The 1970s brought us many much-loved inventions – not least the Post-It note and the Rubik’s Cube – but in terms of corrective eye surgery, it was the invention of the excimer laser that had the most impact.

  • Initially developed for precise jobs like making microscopic circuits in microchips, the excimer would eventually prove to be an optics revelation, heralding better vision for millions of people across the globe and offering the first genuinely widespread alternative to glasses and contact lenses for millions of customers
  • It wasn’t until 1980 that IBM scientist Rangaswamy Srinivasan made the breakthrough discovery that the excimer laser could cut organic tissue without the risk of heat damage. This made it the perfect solution for performing highly accurate incisions in a delicate structure such as the human eye
  • The first performance of this modern laser eye surgery procedure took place in 1983, when the excimer laser was used to physically reshape the cornea
  • Known as ‘photorefractive keratectomy’ (or PRK), the technique became a jumping-off point for scientists to develop different ways of using the excimer laser in eye surgery. A new era in vision clarity had truly begun!

Before long, LASIK (laser assisted in-situ keratomileusis) was introduced as an alternative. This method used a very fine tool to cut a small flap on the surface of the eye, exposing the different layers of the cornea for the laser to reshape, before the flap is delicately replaced and left to heal.

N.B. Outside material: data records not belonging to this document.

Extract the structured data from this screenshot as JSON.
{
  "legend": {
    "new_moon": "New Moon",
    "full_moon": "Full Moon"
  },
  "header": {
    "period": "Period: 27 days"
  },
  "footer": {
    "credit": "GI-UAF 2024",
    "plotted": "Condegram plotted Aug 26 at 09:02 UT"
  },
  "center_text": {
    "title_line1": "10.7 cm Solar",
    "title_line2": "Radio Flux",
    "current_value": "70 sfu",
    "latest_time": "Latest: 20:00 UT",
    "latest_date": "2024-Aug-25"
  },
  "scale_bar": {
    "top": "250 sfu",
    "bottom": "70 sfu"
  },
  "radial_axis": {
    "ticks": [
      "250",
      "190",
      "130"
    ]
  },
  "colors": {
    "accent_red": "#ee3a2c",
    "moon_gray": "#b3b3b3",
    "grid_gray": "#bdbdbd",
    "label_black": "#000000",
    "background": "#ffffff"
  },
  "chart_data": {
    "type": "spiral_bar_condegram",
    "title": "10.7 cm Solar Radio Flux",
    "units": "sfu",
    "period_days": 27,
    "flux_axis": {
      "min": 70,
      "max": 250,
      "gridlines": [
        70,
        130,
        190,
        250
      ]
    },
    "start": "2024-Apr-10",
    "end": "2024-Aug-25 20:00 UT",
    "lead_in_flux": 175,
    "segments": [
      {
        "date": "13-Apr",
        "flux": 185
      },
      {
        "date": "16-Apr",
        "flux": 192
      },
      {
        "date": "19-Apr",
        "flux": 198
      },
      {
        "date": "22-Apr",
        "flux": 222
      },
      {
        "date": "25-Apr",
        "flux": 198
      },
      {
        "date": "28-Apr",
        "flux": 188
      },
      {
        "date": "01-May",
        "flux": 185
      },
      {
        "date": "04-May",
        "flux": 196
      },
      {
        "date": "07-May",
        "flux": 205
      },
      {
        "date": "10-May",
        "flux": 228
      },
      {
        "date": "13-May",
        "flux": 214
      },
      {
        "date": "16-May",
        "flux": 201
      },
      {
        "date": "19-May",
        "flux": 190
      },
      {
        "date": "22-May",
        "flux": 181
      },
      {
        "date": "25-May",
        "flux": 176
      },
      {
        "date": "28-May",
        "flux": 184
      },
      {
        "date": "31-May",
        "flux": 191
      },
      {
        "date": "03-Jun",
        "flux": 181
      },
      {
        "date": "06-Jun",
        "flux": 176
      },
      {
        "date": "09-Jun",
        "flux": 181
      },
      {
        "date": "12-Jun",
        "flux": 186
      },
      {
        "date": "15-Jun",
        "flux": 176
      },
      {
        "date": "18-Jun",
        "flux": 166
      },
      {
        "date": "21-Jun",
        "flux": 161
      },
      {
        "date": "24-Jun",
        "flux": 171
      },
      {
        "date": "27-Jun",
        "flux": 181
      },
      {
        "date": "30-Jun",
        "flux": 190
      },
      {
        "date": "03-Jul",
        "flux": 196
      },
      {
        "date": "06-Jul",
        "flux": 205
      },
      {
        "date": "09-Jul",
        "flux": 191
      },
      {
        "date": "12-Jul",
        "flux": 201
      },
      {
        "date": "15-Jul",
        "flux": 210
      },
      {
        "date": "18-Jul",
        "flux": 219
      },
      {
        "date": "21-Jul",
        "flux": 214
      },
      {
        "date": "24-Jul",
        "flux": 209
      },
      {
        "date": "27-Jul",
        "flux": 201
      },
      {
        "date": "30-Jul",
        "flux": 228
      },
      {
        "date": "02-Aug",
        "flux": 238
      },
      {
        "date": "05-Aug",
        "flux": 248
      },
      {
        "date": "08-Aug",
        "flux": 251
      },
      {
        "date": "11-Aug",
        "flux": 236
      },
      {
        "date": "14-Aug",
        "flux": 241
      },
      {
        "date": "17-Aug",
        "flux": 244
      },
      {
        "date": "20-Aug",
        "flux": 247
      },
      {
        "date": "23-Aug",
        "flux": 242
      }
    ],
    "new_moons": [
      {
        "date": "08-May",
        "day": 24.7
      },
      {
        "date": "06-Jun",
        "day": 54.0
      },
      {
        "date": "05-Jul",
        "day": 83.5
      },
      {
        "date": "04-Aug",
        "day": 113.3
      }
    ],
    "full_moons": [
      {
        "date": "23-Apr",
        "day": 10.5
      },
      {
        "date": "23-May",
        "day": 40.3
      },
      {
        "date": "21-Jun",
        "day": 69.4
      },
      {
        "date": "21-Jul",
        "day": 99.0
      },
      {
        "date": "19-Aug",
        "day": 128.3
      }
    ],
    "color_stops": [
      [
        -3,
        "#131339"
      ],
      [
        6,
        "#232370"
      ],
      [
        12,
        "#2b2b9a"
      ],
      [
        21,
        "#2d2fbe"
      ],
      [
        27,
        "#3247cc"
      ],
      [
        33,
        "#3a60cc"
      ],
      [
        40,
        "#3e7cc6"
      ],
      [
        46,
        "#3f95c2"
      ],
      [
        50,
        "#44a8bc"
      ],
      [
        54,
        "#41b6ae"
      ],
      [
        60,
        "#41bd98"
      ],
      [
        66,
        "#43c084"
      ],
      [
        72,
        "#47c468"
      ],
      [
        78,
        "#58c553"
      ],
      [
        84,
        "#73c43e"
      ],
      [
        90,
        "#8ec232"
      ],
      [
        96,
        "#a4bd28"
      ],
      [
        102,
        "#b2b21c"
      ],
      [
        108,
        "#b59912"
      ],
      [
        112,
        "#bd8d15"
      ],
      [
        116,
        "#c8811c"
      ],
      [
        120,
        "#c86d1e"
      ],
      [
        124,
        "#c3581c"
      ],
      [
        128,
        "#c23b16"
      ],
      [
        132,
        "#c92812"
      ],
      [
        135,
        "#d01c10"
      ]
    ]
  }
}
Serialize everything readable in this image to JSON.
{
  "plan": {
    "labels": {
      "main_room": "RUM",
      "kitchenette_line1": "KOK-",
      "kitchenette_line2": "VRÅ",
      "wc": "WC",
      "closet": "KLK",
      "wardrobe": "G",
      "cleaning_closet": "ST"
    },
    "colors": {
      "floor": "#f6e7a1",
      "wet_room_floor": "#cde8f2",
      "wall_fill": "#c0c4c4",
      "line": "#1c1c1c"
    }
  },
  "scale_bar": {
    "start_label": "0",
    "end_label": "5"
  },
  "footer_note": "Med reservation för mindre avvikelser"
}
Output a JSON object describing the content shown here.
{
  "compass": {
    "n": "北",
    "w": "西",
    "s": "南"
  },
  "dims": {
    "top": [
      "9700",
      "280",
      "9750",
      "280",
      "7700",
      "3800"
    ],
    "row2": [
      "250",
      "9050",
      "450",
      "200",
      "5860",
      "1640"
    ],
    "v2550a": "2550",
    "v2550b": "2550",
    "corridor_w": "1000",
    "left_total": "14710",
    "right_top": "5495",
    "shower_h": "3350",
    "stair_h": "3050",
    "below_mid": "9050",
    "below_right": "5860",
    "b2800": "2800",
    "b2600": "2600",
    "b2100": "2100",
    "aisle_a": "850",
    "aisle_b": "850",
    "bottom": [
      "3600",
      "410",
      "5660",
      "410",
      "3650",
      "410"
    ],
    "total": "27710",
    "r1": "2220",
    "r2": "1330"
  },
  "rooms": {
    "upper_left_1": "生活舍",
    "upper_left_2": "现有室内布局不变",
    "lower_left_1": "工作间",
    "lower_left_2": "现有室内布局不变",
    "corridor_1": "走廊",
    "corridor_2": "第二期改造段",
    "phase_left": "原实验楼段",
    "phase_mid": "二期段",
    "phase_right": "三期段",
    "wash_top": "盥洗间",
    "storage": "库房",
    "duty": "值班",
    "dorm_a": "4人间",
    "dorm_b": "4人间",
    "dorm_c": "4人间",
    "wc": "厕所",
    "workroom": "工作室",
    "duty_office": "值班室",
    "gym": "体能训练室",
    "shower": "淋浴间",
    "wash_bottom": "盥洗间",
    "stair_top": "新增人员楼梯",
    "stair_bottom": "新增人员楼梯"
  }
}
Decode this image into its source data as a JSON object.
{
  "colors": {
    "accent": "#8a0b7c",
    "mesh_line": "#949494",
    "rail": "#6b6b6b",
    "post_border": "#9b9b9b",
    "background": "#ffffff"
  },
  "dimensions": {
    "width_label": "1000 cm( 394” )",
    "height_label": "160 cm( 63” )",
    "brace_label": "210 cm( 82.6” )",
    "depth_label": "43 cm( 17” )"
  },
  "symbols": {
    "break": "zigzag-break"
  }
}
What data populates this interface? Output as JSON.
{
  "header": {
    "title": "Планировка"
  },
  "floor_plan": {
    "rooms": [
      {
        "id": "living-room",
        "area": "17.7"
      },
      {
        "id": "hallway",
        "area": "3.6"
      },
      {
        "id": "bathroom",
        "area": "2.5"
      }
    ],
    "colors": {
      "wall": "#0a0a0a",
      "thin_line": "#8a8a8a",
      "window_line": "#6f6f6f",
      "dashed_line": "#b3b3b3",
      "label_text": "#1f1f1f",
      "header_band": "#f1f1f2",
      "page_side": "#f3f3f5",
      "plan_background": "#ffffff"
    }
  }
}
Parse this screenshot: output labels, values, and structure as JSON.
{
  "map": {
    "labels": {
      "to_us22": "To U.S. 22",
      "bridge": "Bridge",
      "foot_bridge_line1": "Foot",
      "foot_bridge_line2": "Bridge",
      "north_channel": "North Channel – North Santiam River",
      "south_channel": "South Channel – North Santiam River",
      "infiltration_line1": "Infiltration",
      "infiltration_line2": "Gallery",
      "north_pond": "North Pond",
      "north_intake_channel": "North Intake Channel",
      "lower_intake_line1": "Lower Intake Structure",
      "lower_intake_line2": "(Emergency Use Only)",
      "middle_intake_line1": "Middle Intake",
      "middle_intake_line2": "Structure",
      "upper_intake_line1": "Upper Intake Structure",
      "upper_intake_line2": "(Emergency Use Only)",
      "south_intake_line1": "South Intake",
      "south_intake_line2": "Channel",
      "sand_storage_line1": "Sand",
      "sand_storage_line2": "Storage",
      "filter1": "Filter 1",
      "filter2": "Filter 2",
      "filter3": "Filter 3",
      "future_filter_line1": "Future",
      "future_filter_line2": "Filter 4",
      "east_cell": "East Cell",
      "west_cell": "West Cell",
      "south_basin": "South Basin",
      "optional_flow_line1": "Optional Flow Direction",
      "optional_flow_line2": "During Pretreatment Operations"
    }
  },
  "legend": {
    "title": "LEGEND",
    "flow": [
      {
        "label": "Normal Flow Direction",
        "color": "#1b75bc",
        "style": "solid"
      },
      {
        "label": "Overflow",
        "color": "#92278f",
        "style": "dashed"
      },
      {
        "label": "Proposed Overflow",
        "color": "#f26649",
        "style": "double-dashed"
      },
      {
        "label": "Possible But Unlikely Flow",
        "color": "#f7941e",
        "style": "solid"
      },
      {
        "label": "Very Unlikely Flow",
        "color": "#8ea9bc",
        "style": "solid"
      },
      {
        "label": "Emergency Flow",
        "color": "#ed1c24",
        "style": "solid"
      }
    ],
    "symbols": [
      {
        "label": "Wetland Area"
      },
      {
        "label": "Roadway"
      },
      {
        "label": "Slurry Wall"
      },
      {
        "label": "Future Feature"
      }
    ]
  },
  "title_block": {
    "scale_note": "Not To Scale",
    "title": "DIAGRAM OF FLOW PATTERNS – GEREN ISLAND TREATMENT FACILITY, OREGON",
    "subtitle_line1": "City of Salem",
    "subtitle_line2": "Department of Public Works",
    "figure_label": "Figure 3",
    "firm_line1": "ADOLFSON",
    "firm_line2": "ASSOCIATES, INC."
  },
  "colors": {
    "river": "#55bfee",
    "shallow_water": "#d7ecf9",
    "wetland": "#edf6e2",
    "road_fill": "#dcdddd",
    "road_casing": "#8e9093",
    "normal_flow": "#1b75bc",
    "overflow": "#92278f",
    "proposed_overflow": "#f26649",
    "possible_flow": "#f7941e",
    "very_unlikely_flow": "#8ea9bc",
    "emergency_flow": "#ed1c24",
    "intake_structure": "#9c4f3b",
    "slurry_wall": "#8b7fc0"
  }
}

  • By the 1990s, the technology behind all this was coming on in leaps and bounds, and new techniques were continually being developed - not least the use of the laser itself to make the initial incisions on the cornea, rather than a blade
  • With the digital revolution came the ability to use ever-more precise computer programming to calculate exactly where to implement the laser, allowing for eye movement during surgery and taking into account the very individual shape of each patient's cornea
  • This technology, known as wavefront, allows for better results than ever before by mapping the cornea in 3D, highlighting the shape of the front of the eye in microscopic detail
  • With this information, the surgeon can tailor the treatment to get the very best results for each individual patient. Wavefront mapping also reduces the risk of issues with night-time vision such as halos or glare around lights

Modern wavefront mapping drastically reduces light glare and haloing in post-surgery vision 

  • Today, with laser eye surgery becoming an ever-more popular choice for vision correction, the ways in which these cutting-edge techniques can be deployed to rid people of glasses or contact lenses has grown as fast as the demand for it
  • Cataract surgery - among the most performed surgeries in the UK, where the eye’s lens in replaced due to it becoming cloudy over time - has been modified for people wishing to see both near and far without the aid of spectacles
  • Lenses can now be replaced with ones tailor-made to enable the eye to focus at all distances on its own
  • Normally, by around the age of 40, the ability to see close up diminishes, so regardless of whether you need glasses for long distance, close work will require some assistance - refractive lens exchange enables a tailor-made synthetic lens to replace your own, allowing crystal-clear vision at any distance
  • Laser surgery has also evolved to be even less invasive, with the SMILE technique using keyhole incisions to enable vastly increased precision, faster healing times, and less uncertainty around how the vision will settle with healing

All of these developments mean that more and more people can be considered as suitable candidates for laser eye surgery, with all but the most complex prescriptions corrected by these wonderful leaps in technology.

As for the future? Right now, a Canadian company is in the process of developing the next evolutionary step in lens replacement: synthetic lenses will soon be capable of using dynamic movement in the muscles of the eye to enable sharp focusing at a much wider range of distances and angles than ‘stock’ human eye lenses are naturally capable of.

Scientists hope to have the technique available by 2020, so we’ll keep our eyes peeled - as it were - for any new developments!